Nomor Perkara Penuntut Umum Terdakwa Status Perkara
26/Pid.Sus/2021/PN Btl.(Kesehatan) ARIF RAHMAN IRSADY,SH SETYO KURNIA SURWANDI als TYOK bin SLAMET SUROTO Minutasi
Tanggal Pendaftaran Senin, 25 Jan. 2021
Klasifikasi Perkara Kesehatan
Nomor Perkara 26/Pid.Sus/2021/PN Btl.(Kesehatan)
Tanggal Surat Pelimpahan Senin, 25 Jan. 2021
Nomor Surat Pelimpahan B-175/M.4.12.3/Enz.2/01/2021
Penuntut Umum
NoNama
1ARIF RAHMAN IRSADY,SH
Terdakwa
NoNamaPenahanan
1SETYO KURNIA SURWANDI als TYOK bin SLAMET SUROTO[Penahanan]
Advokat
Anak Korban
Dakwaan
Bahwa terdakwa SETYO KURNIA SURWANDI alias TYOK bin SLAMET SUROTO pada hari Senin tanggal 30 November 2020 sekitar jam 11.00 WIB atau setidak-tidaknya pada waktu lain dalam bulan November tahun 2020 bertempat di Jl. Sunan Kudus, Rukeman, Desa Tamantirto, Kec. Kasihan, Kab. Bantul atau setidak-tidaknya pada suatu tempat yang masih termasuk di dalam daerah hukum Pengadilan Negeri Bantul, dengan sengaja memproduksi atau mengedarkan sediaan farmasi dan/atau alat kesehatan yang tidak memenuhi standar dan/atau persyaratan keamanan, khasiat atau kemanfaatan, dan mutu sebagaimana dimaksud dalam Pasal 98 ayat (2) dan ayat (3)UU RI No.36 tahun 2009,jika niat untuk itu telah ternyata dari adanya permulaan pelaksanaan, dan tidak selesainya pelaksanaan itu, bukan semata-mata disebabkan karena kehendaknya sendiri, yang dilakukan dengan cara dan perbuatan antara lain sebagai berikut : 
• Bermula pada waktu dan tempat sebagaimana tersebut di atas, Petugas Kepolisian Resnarkoba Polres Bantul memperoleh informasi masyarakat bahwa di daerah Rukeman sering digunakan transaksi narkoba, selanjutnya saksi TOTOK SUGIYARTO, WINARTA SAPUTRA dari Polres Bantul bersama dengan tim melakukan penyelidikan di sekitar lokasi.

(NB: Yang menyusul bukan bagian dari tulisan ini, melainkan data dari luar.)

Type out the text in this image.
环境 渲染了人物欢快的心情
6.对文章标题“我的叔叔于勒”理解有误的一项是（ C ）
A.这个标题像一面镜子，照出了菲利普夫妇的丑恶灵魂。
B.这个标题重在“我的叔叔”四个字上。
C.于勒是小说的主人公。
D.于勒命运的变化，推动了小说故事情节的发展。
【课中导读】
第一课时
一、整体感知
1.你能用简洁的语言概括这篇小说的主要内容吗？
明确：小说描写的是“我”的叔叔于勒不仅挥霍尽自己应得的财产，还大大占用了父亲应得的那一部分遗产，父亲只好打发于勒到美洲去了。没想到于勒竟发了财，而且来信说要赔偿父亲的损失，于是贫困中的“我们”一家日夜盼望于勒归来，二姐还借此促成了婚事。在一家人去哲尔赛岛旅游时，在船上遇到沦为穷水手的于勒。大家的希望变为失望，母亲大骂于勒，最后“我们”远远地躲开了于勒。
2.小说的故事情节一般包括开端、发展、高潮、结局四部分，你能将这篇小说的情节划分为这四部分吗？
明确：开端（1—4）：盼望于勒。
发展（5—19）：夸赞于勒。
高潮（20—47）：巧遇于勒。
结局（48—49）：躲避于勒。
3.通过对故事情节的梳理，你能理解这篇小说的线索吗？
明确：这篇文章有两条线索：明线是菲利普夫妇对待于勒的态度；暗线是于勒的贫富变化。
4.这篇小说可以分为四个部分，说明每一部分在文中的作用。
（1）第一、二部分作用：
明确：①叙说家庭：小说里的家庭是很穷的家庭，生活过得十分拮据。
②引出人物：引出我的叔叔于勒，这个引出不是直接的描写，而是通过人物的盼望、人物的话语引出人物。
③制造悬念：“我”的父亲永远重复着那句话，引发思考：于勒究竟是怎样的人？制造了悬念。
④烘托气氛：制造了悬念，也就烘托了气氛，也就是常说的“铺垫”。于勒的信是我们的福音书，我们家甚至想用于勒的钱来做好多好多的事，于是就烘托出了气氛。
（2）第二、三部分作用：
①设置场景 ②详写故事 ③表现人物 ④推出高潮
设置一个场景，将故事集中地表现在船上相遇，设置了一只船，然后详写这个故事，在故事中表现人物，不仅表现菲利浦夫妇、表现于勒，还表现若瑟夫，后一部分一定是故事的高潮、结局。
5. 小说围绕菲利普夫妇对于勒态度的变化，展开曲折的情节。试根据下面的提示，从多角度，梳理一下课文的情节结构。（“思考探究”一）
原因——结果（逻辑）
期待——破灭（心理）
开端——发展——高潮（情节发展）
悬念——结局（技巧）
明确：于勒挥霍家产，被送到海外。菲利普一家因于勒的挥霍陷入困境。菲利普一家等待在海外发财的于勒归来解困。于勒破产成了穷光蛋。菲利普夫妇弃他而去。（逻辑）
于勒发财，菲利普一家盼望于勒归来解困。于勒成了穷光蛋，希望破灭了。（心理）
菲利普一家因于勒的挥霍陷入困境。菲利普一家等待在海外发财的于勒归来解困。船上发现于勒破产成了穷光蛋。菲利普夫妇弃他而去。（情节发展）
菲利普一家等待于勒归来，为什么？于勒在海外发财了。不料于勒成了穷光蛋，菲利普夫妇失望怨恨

• Bahwa pada pukul 11.00 WIB Saksi WINARTA SAPUTRA berhasil mengamankan Terdakwa yang sedang melintas di Jl. Sunan Kudus, Rukeman, Desa Tamantirto, Kec. Kasihan, Kab. Bantul. Setelah berhenti kemudian dilakukan pemeriksaan dan penggeledahan badan dan pakaian Terdakwa petugas berhasil menemukan barang berupa 1 (satu) buah bungkus paket warna biru a.n. terdakwa sebagai penerima dengan nomor telepon 6281242625247 berisi 1 (satu) toples warna putih berisi 1000 (seribu) butir pil warna putih berlambang Y dan 3 (tiga) tablet dalam kemasan warna silver bertuliskan Calmlet 1mg Alprazolam yang berada di setang kemudi spm Kawasaki Ninja nopol AB 6818 CM yang terdakwa kendarai.
• Terdakwa mengakui memperoleh barang tersebut di atas dari akun shopee tokokitakita03 pada pagi hari sekitar jam 10.00 WIB dengan cara pada tanggal 26 November 2020 Terdakwa membuka aplikasi Shopee menggunakan handphone VIVO dengan nomor WA 081242625247 untuk membeli 1 (satu) toples warna putih berisi 1000 (seribu) butir pil warna putih berlambang Y. Lalu pada hari Senin tanggal 30 November 2020 sekitar pukul 10.00 WIB pihak shopee memberitau kalau barang sudah sampai di JNT Express cabang Kasihan Bantul dan pada pukul 10.20 WIB terdakwa menuju kesana untuk mengambil barang tersebut. Pada pukul 10.40 terdakwa sampai di JNT Express cabang Kasihan Bantul lalu mengambil barang tersebut dengan menyerahkan uang Rp 472.000,- (empat ratus tujuh puluh dua ribu rupiah) kepada petugas JNT lalu pulang. Sekitar pukul 11.00 WIB terdakwa ditangkap petugas di Jl. Sunan Kudus Rukeman, Desa Tamantirto, Kec. Kasihan, Kab. Bantul saat mengendarai motor.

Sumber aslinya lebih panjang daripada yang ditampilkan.